Quando più di trent'anni fa m'iscrissi al corso di laurea in lingue e
scelsi di studiare mondi diversissimi tra loro, come lo sono il russo, lo
spagnolo e il greco moderno (considero le lingue mondi), in tanti mi dissero
che non sarei riuscita a lavorare. Il russo allora era sigillato dietro la
cortina di ferro dell'Unione Sovietica, lo spagnolo era reduce degli anni
tenebrosi del franchismo e il greco era quel che è: una lingua parlata da una
manciata di persone.
Le infauste predizioni si sono rivelate sbagliate. Il russo è stato per me
la lingua dell'interpretariato e lo spagnolo quella dell'editoria.
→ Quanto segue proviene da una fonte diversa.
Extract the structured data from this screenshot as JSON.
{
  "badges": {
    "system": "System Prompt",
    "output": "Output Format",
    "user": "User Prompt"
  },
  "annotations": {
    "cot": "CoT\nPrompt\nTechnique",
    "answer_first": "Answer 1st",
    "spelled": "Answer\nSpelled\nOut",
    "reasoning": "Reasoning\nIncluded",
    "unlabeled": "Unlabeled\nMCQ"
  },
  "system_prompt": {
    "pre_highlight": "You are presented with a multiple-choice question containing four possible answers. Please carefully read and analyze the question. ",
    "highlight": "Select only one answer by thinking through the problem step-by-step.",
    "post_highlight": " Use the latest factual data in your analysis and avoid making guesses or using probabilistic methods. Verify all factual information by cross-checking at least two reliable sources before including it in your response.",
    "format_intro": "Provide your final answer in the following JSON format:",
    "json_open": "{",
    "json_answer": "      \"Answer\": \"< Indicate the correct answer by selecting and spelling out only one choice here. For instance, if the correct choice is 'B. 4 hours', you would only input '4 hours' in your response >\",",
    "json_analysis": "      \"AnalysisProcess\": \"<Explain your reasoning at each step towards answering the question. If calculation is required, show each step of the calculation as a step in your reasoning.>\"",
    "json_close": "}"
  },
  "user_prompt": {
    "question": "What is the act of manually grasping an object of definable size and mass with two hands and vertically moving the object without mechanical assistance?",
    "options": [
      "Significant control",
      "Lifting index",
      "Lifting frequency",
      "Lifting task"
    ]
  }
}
Entrambe le ho insegnate, e le culture di cui queste lingue sono il vettore le
ho sempre studiate e aggiornate. Amo visceralmente la letteratura russa e la
seguo con passione. Negli ultimi anni ho frequentato quotidianamente lo
spagnolo, Ho ancora parecchi progetti da sviluppare insieme a queste due
signore. E se un giorno non ne avrò più, allora mi potrò dire ineluttabilmente
vecchia.
Il greco moderno, invece, l'ho perso per strada. Al terzo anno di
università dovetti decidere se passare un anno a Mosca o un anno a Salonicco.
Decisi per la Russia. Però non l'ho dimenticato del tutto e ho in mente di
riprenderlo appena troverò un piccolo spazio temporale in cui infilarlo.
Non l'ho dimenticato soprattutto perché ho studiato al liceo il greco antico
e quel greco antico mi ha trasmesso la passione per le etimologie, il gusto di
andare alle radici delle parole. Ho imparato nel corso della mia vita
lavorativa che è un patrimonio inestimabile. Così importante per studiare il
russo. Così importante per le lingue neolatine.
In realtà è grazie al greco antico che ho scelto di studiare lingue. È per
il fatto di aver tradotto (molto malamente) latino e greco al liceo che
ho sempre considerato la traduzione una delle tante attività quotidiane.
Per questo io tifo per la Grecia, in maniera ingenua e facilona, se
vogliamo. Sono, con parola radicalmente greca, candidamente
filoellenica. Per ragioni culturali e sentimentali. Quelle ragioni culturali e
sentimentali che come cittadini d'Europa difficilmente riusciremo a coltivare.
Quelle ragioni che, essendo del cuore, grondano retorica. Ma perché no?, mi
dico. L’amore, ogni tanto, bisogna pure dichiararlo.